Château
Aux confins de la Beauce et du Perche, le château de Bouglainval dévoile un corps central couronné de quatre tourelles, de fascinants cuirs peints dorés et des décors inspirés de Watteau — un joyau discret du Grand Siècle.
History
Niché dans le bocage d'Eure-et-Loir, à quelques lieues de Chartres, le château de Bouglainval est l'un de ces manoirs de province qui résument à eux seuls plusieurs siècles d'ambitions aristocratiques et de goût raffiné. Son élégance mesurée, loin des fastes ostentatoires des grandes demeures de la Loire, en fait un témoignage précieux de l'art de vivre à la française entre le règne de Louis XIV et le Second Empire. Ce qui distingue immédiatement le château, c'est la cohérence remarquable de son ensemble : le corps central cantonné de quatre tourelles d'angle, bâti sur un réseau de caves voûtées, dialogue avec les communs disposés en cour close — écuries, pigeonnier, forge, fruitiers — qui forment un véritable microcosme seigneurial encore lisible dans le paysage. Le domaine illustre parfaitement la complémentarité entre résidence noble et exploitation agricole dans la France des XVIIe et XVIIIe siècles. À l'intérieur, les amateurs d'arts décoratifs seront saisis par les cuirs peints et dorés qui habillent certaines pièces de réception — une technique d'ameublement mural en vogue dans les demeures bourgeoises et nobiliaires du Grand Siècle.

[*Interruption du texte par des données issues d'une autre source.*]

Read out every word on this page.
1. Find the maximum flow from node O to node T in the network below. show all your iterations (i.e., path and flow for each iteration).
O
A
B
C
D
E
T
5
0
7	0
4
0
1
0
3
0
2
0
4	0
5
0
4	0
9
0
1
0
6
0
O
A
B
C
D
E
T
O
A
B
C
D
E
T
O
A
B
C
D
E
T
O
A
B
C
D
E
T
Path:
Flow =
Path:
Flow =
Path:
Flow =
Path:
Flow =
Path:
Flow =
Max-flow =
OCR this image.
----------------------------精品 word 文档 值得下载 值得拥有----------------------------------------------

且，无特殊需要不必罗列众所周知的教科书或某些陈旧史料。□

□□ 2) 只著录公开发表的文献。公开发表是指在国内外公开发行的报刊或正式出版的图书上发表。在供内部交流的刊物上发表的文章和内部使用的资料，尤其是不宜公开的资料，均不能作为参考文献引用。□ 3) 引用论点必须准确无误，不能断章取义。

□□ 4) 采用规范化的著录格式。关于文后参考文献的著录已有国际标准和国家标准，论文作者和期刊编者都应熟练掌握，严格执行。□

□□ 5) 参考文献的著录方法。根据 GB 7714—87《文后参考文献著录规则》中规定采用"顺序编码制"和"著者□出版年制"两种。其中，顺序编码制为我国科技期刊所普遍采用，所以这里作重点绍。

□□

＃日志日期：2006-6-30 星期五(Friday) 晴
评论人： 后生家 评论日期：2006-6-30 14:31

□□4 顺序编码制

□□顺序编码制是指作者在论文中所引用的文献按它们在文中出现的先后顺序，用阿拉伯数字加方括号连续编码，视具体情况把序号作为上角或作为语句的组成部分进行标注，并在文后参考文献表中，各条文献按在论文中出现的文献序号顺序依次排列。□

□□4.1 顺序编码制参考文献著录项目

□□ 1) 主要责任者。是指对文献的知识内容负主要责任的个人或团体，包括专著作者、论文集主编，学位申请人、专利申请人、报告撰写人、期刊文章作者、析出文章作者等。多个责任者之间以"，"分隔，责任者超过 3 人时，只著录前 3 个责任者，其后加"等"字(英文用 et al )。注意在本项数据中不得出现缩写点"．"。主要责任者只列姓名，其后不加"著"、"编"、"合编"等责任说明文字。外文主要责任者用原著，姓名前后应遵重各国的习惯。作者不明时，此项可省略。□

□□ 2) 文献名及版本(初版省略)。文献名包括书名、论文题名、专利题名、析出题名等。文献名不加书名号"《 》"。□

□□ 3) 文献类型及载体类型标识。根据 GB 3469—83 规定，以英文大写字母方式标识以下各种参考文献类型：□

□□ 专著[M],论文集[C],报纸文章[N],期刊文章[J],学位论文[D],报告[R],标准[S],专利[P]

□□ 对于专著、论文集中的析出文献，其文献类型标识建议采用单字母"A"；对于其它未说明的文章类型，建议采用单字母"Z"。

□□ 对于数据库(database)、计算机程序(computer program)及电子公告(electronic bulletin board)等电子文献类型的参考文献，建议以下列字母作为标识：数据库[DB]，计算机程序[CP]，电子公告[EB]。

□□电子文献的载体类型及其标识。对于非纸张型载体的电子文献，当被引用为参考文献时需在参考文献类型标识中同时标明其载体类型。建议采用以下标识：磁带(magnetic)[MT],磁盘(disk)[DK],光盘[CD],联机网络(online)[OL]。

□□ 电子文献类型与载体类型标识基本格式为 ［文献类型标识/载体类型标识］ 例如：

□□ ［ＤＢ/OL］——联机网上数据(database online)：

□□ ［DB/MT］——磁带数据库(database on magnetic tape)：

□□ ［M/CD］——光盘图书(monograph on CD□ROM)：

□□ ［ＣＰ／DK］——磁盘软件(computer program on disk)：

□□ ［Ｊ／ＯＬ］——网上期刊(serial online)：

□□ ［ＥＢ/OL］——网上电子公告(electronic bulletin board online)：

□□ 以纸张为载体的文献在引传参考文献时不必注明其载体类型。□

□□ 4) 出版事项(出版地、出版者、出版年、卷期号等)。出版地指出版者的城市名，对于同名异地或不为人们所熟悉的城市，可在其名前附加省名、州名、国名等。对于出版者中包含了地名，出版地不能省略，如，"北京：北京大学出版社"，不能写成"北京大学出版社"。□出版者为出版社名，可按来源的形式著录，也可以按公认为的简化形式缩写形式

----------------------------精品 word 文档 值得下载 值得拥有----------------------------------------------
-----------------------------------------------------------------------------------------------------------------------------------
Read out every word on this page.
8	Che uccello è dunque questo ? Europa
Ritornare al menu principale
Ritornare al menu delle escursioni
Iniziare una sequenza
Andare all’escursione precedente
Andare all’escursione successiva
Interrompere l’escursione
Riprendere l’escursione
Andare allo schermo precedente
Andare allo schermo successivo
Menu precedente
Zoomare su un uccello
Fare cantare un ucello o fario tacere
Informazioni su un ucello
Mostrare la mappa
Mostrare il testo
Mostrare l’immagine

Plus rares encore, les panneaux peints d'après des modèles gravés tirés des compositions d'Antoine Watteau confèrent au château une dimension artistique exceptionnelle, témoignant d'un propriétaire au fait des modes parisiennes les plus avancées. Le parc, transformé au XIXe siècle du style classique à la française en jardin paysager à l'anglaise, enveloppe le château d'un écrin de verdure aux allées sinueuses et aux vues savamment composées. Cette évolution végétale raconte à elle seule deux siècles de philosophies du jardin, de Le Nôtre aux romantiques. Pour le visiteur, la promenade dans ce parc constitue une expérience à part entière, indissociable de la lecture du bâti.
Architecture
Le château de Bouglainval s'articule autour d'un corps central rectangulaire cantonné de quatre tourelles d'angle, formule héritée de la tradition française médiévale et réinterprétée avec mesure dans le vocabulaire classique du XVIIe siècle. La composition sobre, aux façades rythmées de travées régulières, s'inscrit dans la tradition des maisons de plaisance provinciales de la mouvance louis-quatorzienne, où l'équilibre prime sur l'ostentation. L'édifice repose sur un réseau de caves voûtées dont l'étendue témoigne de l'importance économique du domaine et de la sophistication de ses aménagements de conservation. Les communs forment un ensemble architectural autonome organisé en cour fermée, typique des grands domaines ruraux de la Beauce. Écuries, pigeonnier à lanternon, logements de domestiques, forge et fruitiers composent une séquence de bâtiments de service dont l'ordonnancement soigné reflète le soin apporté à l'ensemble du domaine. Le pigeonnier, symbole de droit seigneurial aboli à la Révolution mais conservé ici comme élément architectural, constitue l'un des repères visuels les plus caractéristiques de la cour. À l'intérieur, les décors sont d'une richesse rare pour une demeure de cette échelle : les cuirs peints et dorés — panneaux de cuir repoussé, peint et rehaussé d'or — habillent les cloisons à la manière des tapisseries, technique prisée dans les intérieurs bourgeois et aristocratiques du Grand Siècle. Les panneaux peints d'après des gravures tirées des compositions d'Antoine Watteau — fêtes galantes, scènes champêtres aux personnages gracieux — ajoutent une note de raffinement pictural absolument singulière dans le contexte rural de l'Eure-et-Loir.